Given the differential vulnerability of rural households to climate change, specific climate actions are unlikely to benefit all households. For example, subsidies to encourage use of green manure can increase the ability of soils to retain moisture, enabling crops to withstand longer and harsher dry spells. But such an intervention will only help farmers that grow the crops that are at risk of dry spells. It will not benefit farmers growing drought-resistant varieties, or households with non-crop livelihood practices such as wage labor, wild collection, or service provision. These rural households, though affected by droughts indirectly through their dependence on farmers, will likely continue to use their liquid assets to meet expenses during droughts.

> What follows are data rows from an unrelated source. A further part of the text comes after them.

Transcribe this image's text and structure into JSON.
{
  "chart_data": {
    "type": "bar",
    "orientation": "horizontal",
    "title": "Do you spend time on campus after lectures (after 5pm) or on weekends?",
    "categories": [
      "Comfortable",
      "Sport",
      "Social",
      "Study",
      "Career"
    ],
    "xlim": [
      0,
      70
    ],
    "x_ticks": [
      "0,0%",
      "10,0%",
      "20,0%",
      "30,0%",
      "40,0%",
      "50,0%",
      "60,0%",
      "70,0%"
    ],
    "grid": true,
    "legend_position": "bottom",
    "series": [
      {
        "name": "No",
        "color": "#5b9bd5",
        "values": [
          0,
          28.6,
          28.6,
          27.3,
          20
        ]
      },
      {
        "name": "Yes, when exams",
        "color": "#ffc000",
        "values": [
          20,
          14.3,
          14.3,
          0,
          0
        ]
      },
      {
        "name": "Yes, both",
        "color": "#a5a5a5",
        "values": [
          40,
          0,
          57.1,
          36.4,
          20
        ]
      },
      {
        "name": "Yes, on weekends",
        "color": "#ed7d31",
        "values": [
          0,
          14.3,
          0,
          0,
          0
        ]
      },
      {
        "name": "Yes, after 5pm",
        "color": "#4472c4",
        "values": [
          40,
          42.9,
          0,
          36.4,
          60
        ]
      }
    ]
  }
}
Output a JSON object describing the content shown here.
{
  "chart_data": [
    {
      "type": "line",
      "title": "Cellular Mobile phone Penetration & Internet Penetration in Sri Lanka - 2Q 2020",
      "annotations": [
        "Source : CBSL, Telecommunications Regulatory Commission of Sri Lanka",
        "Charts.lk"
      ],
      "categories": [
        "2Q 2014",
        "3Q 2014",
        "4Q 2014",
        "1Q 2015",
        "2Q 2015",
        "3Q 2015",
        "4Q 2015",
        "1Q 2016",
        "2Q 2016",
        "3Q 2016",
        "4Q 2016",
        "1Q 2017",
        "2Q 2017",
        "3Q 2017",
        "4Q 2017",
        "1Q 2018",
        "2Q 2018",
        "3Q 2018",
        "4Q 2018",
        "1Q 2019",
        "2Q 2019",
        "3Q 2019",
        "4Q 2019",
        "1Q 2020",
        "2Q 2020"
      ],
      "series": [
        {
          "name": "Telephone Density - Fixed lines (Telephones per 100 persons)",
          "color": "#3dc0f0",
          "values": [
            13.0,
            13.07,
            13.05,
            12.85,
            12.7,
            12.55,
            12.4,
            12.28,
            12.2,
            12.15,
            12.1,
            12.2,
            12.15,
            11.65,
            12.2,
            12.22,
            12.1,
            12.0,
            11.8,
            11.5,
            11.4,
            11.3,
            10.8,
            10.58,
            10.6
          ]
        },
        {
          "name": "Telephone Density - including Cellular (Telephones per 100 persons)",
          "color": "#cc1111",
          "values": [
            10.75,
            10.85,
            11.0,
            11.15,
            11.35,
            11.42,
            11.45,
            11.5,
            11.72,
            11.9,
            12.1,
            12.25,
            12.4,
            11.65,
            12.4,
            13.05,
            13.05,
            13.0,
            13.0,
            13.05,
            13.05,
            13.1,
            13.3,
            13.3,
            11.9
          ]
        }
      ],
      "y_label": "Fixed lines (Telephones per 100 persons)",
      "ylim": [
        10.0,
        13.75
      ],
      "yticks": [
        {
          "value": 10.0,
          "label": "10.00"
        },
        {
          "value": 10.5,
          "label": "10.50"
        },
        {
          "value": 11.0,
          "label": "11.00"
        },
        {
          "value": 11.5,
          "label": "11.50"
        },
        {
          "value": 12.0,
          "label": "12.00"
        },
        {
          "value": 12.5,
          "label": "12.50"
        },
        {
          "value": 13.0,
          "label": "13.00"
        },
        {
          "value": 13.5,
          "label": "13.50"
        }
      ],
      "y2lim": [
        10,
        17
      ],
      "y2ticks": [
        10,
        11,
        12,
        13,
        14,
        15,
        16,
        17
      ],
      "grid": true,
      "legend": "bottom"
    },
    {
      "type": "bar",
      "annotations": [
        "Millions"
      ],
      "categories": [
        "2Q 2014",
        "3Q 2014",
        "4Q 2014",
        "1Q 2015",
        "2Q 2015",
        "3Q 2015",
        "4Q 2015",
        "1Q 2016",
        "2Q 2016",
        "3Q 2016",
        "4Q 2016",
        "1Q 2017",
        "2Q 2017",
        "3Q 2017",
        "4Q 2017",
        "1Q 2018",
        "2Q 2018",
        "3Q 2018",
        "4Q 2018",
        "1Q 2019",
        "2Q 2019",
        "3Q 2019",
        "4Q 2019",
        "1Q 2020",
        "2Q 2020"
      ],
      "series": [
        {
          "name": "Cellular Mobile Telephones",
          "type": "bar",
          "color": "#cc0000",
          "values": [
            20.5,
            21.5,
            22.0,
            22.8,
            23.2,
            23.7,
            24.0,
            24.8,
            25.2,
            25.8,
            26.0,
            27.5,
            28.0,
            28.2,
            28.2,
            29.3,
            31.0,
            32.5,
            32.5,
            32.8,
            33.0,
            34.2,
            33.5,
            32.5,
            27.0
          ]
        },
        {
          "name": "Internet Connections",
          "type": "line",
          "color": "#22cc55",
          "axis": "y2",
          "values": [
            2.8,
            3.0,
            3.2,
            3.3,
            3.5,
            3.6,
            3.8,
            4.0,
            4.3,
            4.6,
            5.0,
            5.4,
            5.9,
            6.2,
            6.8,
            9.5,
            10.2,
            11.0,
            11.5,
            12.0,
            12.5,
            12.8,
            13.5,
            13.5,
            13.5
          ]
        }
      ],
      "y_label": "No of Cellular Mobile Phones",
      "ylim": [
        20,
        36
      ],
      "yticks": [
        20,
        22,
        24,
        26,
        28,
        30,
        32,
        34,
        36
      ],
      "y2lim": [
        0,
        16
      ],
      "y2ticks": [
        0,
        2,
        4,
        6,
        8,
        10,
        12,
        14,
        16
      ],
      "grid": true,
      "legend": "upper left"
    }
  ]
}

Financial inclusion puts resources directly in the hands of rural households in the form of relief from holding liquid assets, and this benefit increases with climate risks. Such a decentralized benefit also allows each household to reallocate resources to uses that are most appropriate to and closely aligned with specific livelihood portfolios. The cumulative economic benefit of a distributed pattern of investments will far outweigh anything that a central planner can accomplish with public investments in adaptation, especially given the lack of granular information regarding risks and opportunities at the household level12. Known benefits of financial services to mitigate climate risk, such as insurance, cheap credit, and long-term savings, will also only accrue after rural households are able to access formal institutions in the financial services sector. Our results show that expanding financial inclusion for the poor has clear climate adaptation benefits for rural households in semi-arid tropics facing high climate risks.